If I were given charge over the university system I would implement one reform: the first year—for all students, whatever subject they studied—would involve eight hours spent in meditation before a white wall. This would be all the students would do for five days every week for an entire year. There would be no music, instruction, or chants during this period; and there would be no prescribed way to observe the wall—no obligation to sit, assume the lotus position, or kneel.
Assessment would be pass/fail, with a failure being a student who attended fewer than 95% of the sessions. The whole activity could be conducted in a gym-like building lit by large skylights and fitted with white walls. After this year, courses would proceed as usual.
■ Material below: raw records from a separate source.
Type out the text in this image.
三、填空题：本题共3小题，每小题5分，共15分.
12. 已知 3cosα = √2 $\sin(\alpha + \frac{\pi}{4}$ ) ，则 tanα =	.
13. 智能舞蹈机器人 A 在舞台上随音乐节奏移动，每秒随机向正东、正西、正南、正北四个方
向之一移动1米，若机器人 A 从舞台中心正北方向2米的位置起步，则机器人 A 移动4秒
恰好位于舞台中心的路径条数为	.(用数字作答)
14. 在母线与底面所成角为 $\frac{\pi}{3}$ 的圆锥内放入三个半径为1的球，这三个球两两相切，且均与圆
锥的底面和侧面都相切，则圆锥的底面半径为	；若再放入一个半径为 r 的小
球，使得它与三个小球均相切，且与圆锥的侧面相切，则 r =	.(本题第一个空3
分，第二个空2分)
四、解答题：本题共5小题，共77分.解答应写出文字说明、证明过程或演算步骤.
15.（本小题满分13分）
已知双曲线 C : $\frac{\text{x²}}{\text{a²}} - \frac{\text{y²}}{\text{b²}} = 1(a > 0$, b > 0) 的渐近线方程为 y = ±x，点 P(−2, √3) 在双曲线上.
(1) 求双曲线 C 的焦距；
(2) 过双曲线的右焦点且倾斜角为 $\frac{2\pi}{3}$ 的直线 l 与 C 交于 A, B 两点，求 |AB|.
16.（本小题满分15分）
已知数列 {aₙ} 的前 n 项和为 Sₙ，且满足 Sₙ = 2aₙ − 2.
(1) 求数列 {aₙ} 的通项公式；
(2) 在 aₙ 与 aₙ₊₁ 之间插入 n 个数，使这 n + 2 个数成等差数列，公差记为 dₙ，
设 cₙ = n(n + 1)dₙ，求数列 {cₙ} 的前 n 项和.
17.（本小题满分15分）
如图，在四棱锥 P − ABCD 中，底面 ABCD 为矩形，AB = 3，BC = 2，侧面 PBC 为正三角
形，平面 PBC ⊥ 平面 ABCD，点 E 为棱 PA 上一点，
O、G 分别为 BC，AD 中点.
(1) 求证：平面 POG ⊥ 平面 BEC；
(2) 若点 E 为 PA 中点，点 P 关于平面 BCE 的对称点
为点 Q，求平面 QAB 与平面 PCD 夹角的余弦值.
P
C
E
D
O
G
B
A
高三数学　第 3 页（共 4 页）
It will never be allowed: universities exist to close minds, not open minds—and certainly not to cause a person to lose their mind. What I propose is to deprogram the students: from their family, from their personal narratives, from their religions, from their politics, from their scientific and intellectual thoughts; deprogram, not reprogram—as happens at university now. I want them to sit and watch all those thoughts and feelings—all those masks, masks for parents and teachers and friends—and then they can start to learn their subjects, in a mindless way. After the first year they will know how to concentrate on anything, from a language to a computer program; for the contemporary student the primary liberation will not be from a religion or a belief, it will be from Facebook or Instagram.
It will never be allowed: the old religions—for what those are worth, very little now—will all object; they will say it is Eastern mysticism or a cult; and they will say that because they know those youngsters indoctrinated into Christianity, Islam, Judaism, and so on will change in that year; perhaps they will actually see Jesus speak to them—and the priests cannot allow that. The Buddhists will object too; they will say the students do not sit correctly, so it is not enlightenment. Priests are all the same. The parents will object because it is not useful and “not what I’m paying for and worked all my life for”, and because it will destroy the narratives they use to torture their children. The staff will object because there is no content or exams or young apprentices to cultivate; no young women to seduce or activists to moan about.
The progressives and the Marxists will object because it has no political content and everyone can do it, being so easy it must be terribly elitist. The conservatives will object because it is “not useful” and “not what a university is for” and “weird”. The hoes will object because it reduces their chances to strut around campus, since everyone will look at the white wall and not them—even though they will wear trampy yoga pants to each session to gain attention (hence women are the enemies of spirituality). The government will object because there will be too few bureaucratic details to control; and business will be annoyed because a white wall is not a marketable commodity. The sportsmen will protest it is unsporty—and the nerds will say there is no intellect to it. The people who come to university for the drugs and alcohol and parties will say it is no fun.
Yet the white wall is so much better than working like a Chinaman over your books, or going to a party and getting drunk, or taking drugs, or causal sex, or a part-time job, or athletic success, or being a student activist—all those contemporary university activities. Bring in the white wall—bring forward those who can survive it—and you will see a very different student in the second year, not more disciplined and not more frivolous; just both and neither. It will never be done; everyone would be united and say: shut it down.